M.V.: Artists today certainly enjoy greater freedom. This enables them to openly express their opinion on all matters that concern or interest them. In the modern history of art there are many such examples. But for me the real question is how their output reaches the public. Where are the mediators – galleries, museums, critics, curators, journalists, the media? Even an exhibition such as this one should have been organized by a museum, where it would have a greater exposure. But that doesn’t happen or if it ever happens, the way of interpretation would be, to put it mildly, a traditional one. The same goes for education, at least in this country. Are young artists instilled with the idea that they need to have a position or rather that they just need to have certain skills? I’m afraid it’s the latter.

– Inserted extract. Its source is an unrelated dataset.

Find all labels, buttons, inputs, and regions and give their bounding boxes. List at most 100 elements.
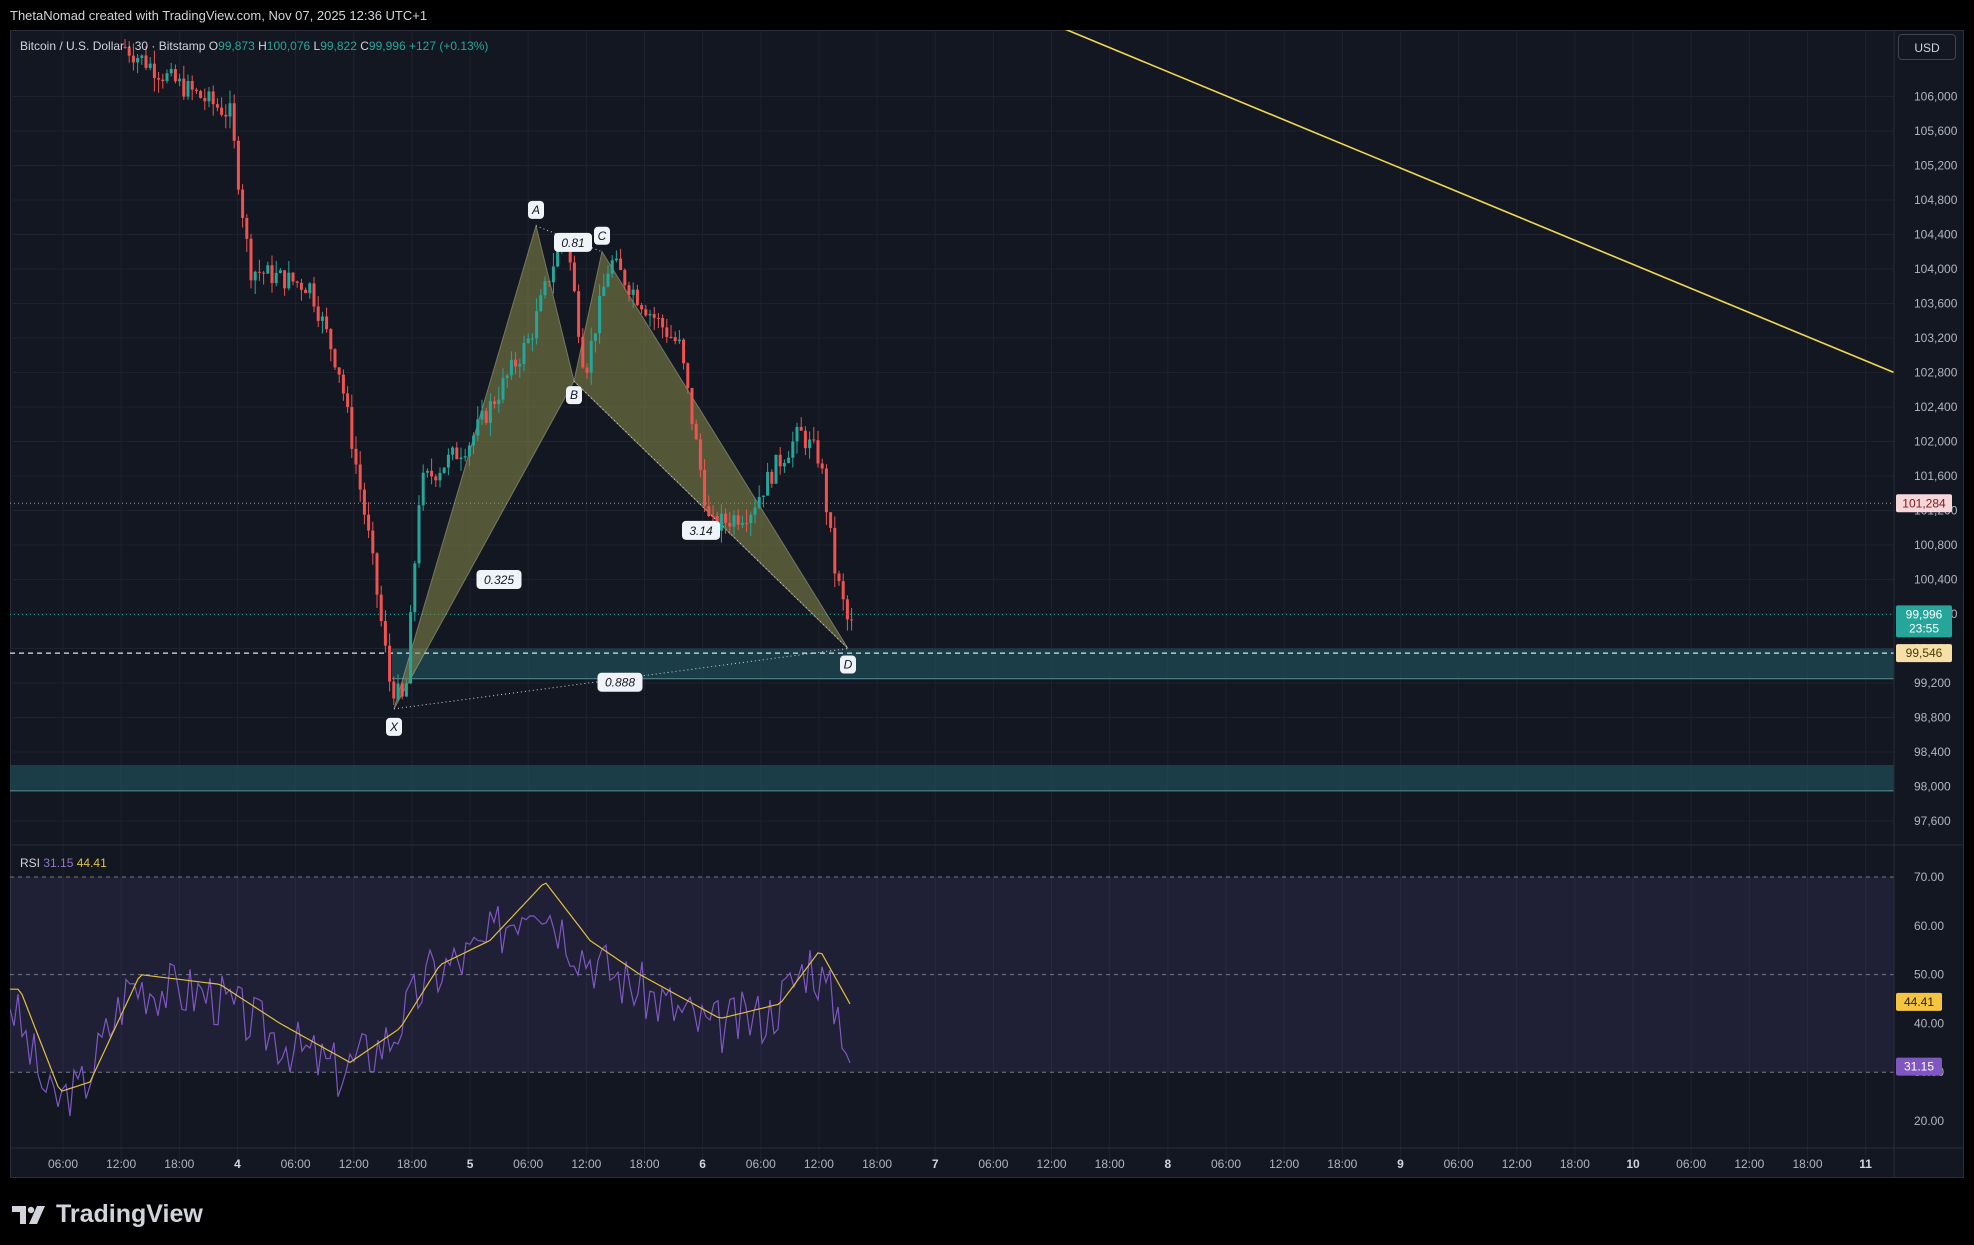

S.T.: The exhibition features a single Bulgarian entry – the work of Antoni Rayzhekov. How did that come about and how does the work fit into the historical context of the show? Speaking of art and politics, what are the similarities and differences between Bulgaria and Germany? And what are they, if we speak of art as a means of reassessing history?

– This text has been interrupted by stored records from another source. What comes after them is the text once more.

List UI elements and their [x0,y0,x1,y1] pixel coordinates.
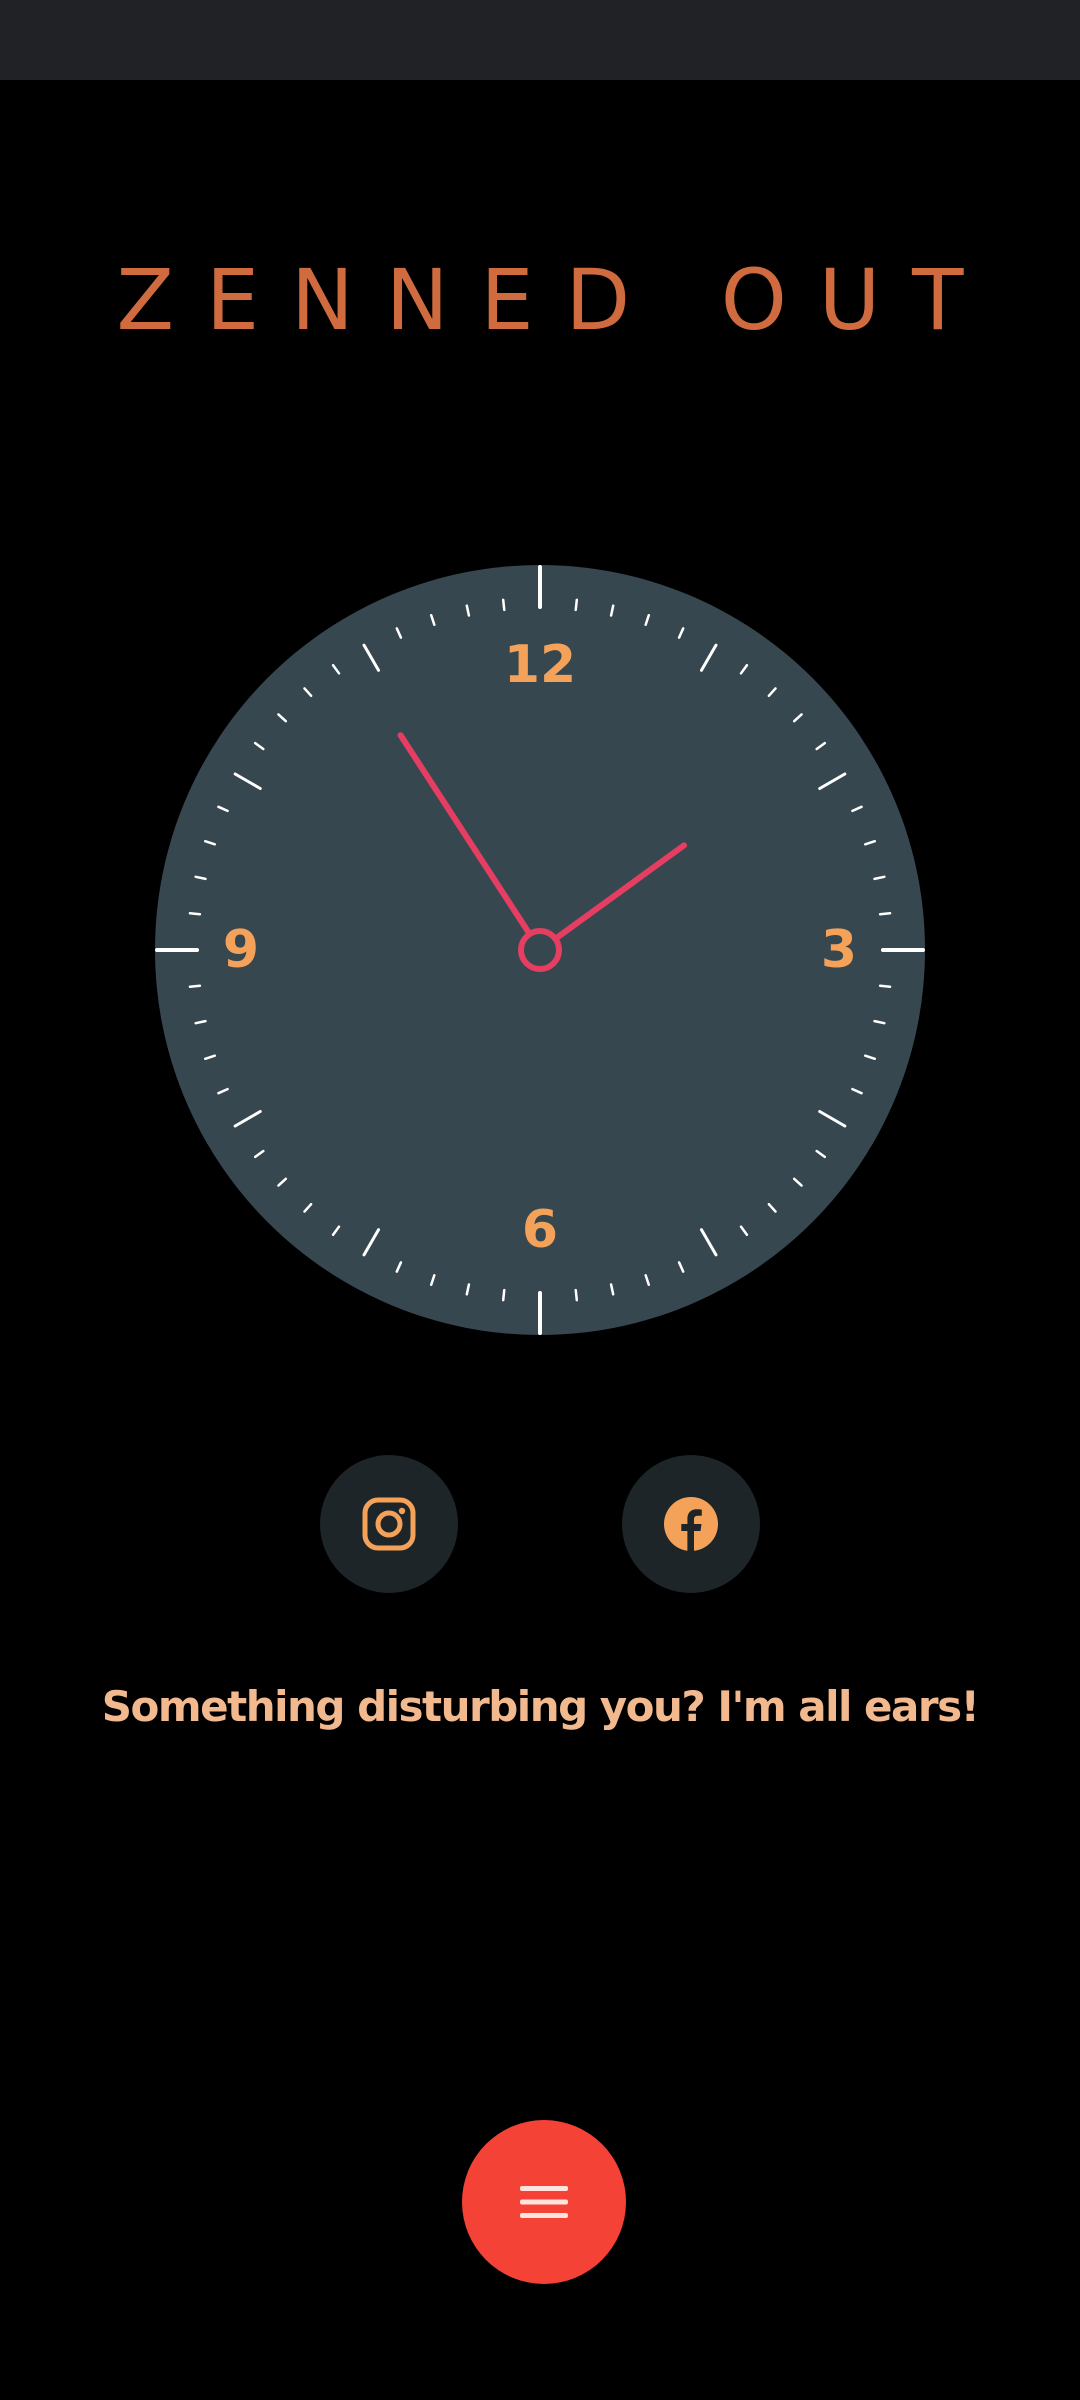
tick-mark [574,1288,579,1302]
menu-icon [518,2182,570,2222]
tick-mark [501,1288,506,1302]
tick-mark [501,598,506,612]
analog-clock: 12 3 6 9 [155,565,925,1335]
instagram-button[interactable] [320,1455,458,1593]
app-screen: ZENNED OUT 12 3 6 9 Something disturbing… [0,0,1080,2400]
clock-numeral-3: 3 [821,920,857,980]
prompt-text: Something disturbing you? I'm all ears! [101,1682,980,1731]
facebook-icon [662,1495,720,1553]
clock-numeral-6: 6 [522,1200,558,1260]
app-title: ZENNED OUT [116,251,996,349]
menu-button[interactable] [462,2120,626,2284]
clock-numeral-9: 9 [223,920,259,980]
clock-numeral-12: 12 [504,635,576,695]
clock-center-pin [518,928,562,972]
facebook-button[interactable] [622,1455,760,1593]
tick-mark [188,984,202,989]
clock-face-svg: 12 3 6 9 [155,565,925,1335]
tick-mark [574,598,579,612]
tick-mark [878,984,892,989]
tick-mark [878,911,892,916]
status-bar [0,0,1080,80]
tick-mark [188,911,202,916]
instagram-icon [361,1496,417,1552]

M.V.: Rayzhekov’s work is dedicated to the situation with Covid-19 or rather to people’s sensitivity to being governed, manipulated and pushed into restrictive mechanisms. That’s why I see it as strongly political and raising important issues, just like the other works in the show.

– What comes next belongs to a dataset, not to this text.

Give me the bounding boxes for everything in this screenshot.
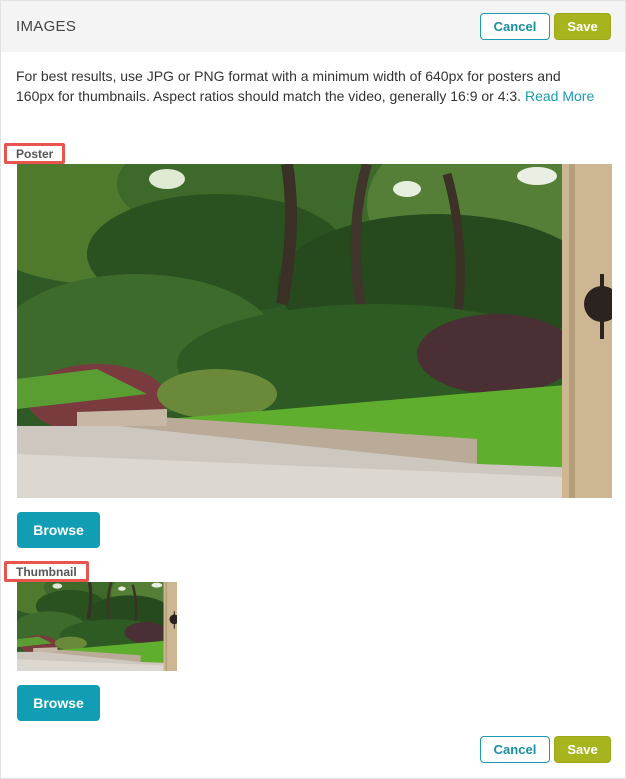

Antoni Rayzhekov. Pandemic Sound Card, 2020, interactive installation, steel, 186 switches, minicomputer, electronics, stereo speakers, software, 200 x 100 x 10 cm

From a historical perspective, both Bulgaria and Germany have suffered devastating blows – wars, National Socialism, communism, loss of territories. The inherited traumas are different, of course. It seems to me that, after all, the artists in Germany had been exposed to much more persecutions and restrictions during the reign of the Third Reich compared to their Bulgarian counterparts in the socialist period. Maybe that explains the resilience and determination developed by the German authors when it comes to defending their positions. Moreover, at present the German state obviously demonstrates immeasurably greater understanding of the power of art. Even if this excessive attention to artists is caused by respect or fear, the state supports them and treats them with reverence. There is no such thing in Bulgaria, or it is only in its initial stages. This situation leads to the marginalization of the artists and to the sad fact that generally society shows no interest in them. And it is exactly that public attitude, which prevents their voice from being heard.

Very often artists make reference to history in their works. For them, to build bridges between styles and eras is a natural process. Their keen eye sometimes strikes a nerve, which lays dormant under the thick dust of time. Ability such as this must be valued, respected and sought after.